Some people do know the instant they meet their future partner that this is the person they’ve been looking for all their life. But it doesn’t work like that for everyone. The real advice is that if you’re not sure if this is the right one; don’t take a gamble on it. Because if they are the right one, you will know it even if it’s takes a bit of time. In other words, if it’s right you will be sure – either straight away, or a bit later – but you will know.f you’re absolutely sure this is the right person the moment you clap eye on them, you’re very lucky (unless it happens to you every time, in which case you need to have a serious word with yourself). The important thing, though, is not to commit yourself until you’re certain. How many divorced people have you heard say, Do you know, even on my wedding day I was wondering if I was doing the right thing.’

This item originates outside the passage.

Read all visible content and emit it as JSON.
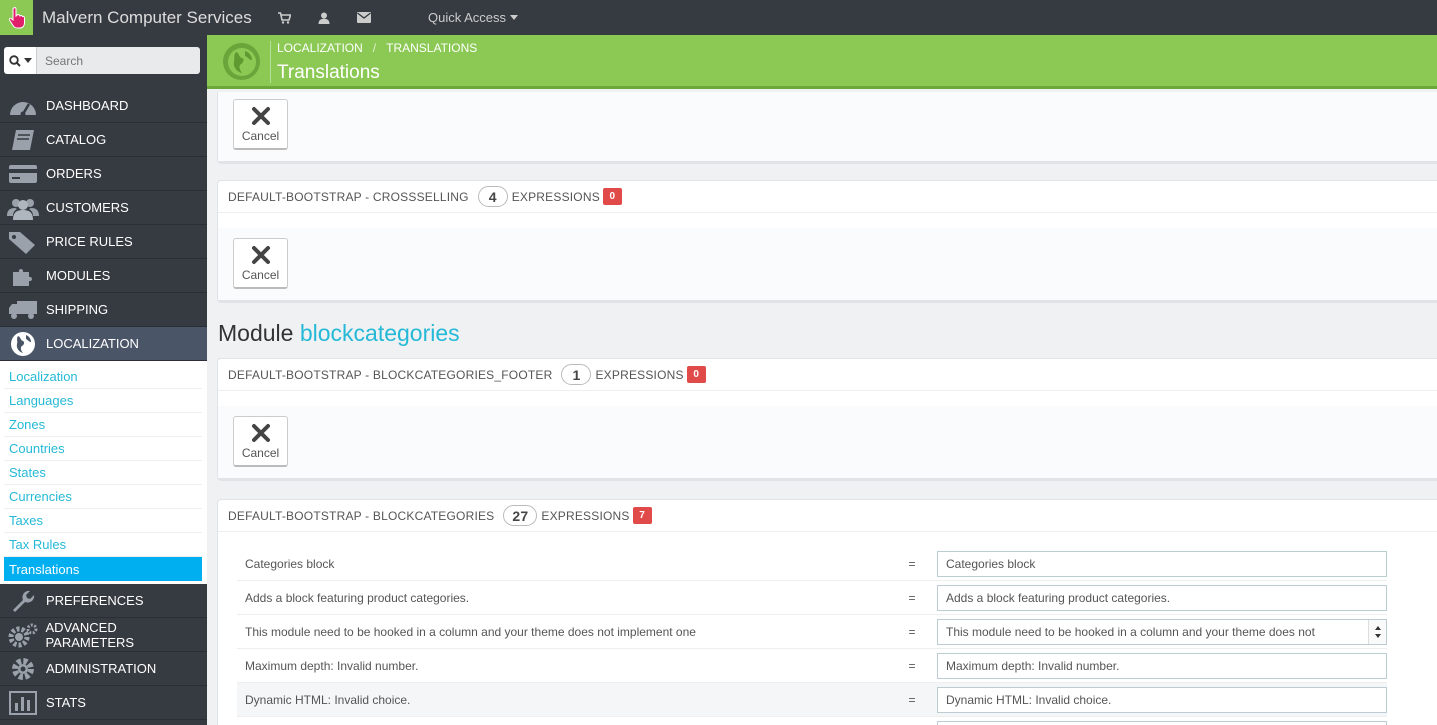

Well, I can tell you. If you’re still wondering about it on your wedding day, then no, you’re not doing the right thing. What you’re doing is making a big mistake. Marriage and/or kids are tough enough when you are sure you’re with the right person. It’s lunacy to enter into it without even being certain of that. If you aren’t sure right at the beginning, that’s normal. It may take weeks, months or even years to be sure, especially if you’re of a naturally doubtful persuasion. That’s all fine. It’s just that until you really are sure, you shouldn’t be making a permanent commitment.
Your new partner, of course, may be sure sooner that you are. We’re all different. But don’t allow them to pressurize you into making a decision before you’re ready. It’s understandable that they want you to commit yourself – you’re a wonderful person, why wouldn’t they want to be with you? But no one will benefit if you make the wrong decision.
If this is really the right person for you to spend your life with, you won’t be thinking, ‘I don’t know. Is it me? I’m just not sure if this is right.’ Well, it will do. You’ll be thinking, ‘yes, yes, yes, let’s get on with it.’ If you’re not thinking that, you’re not ready to commit yourself yet.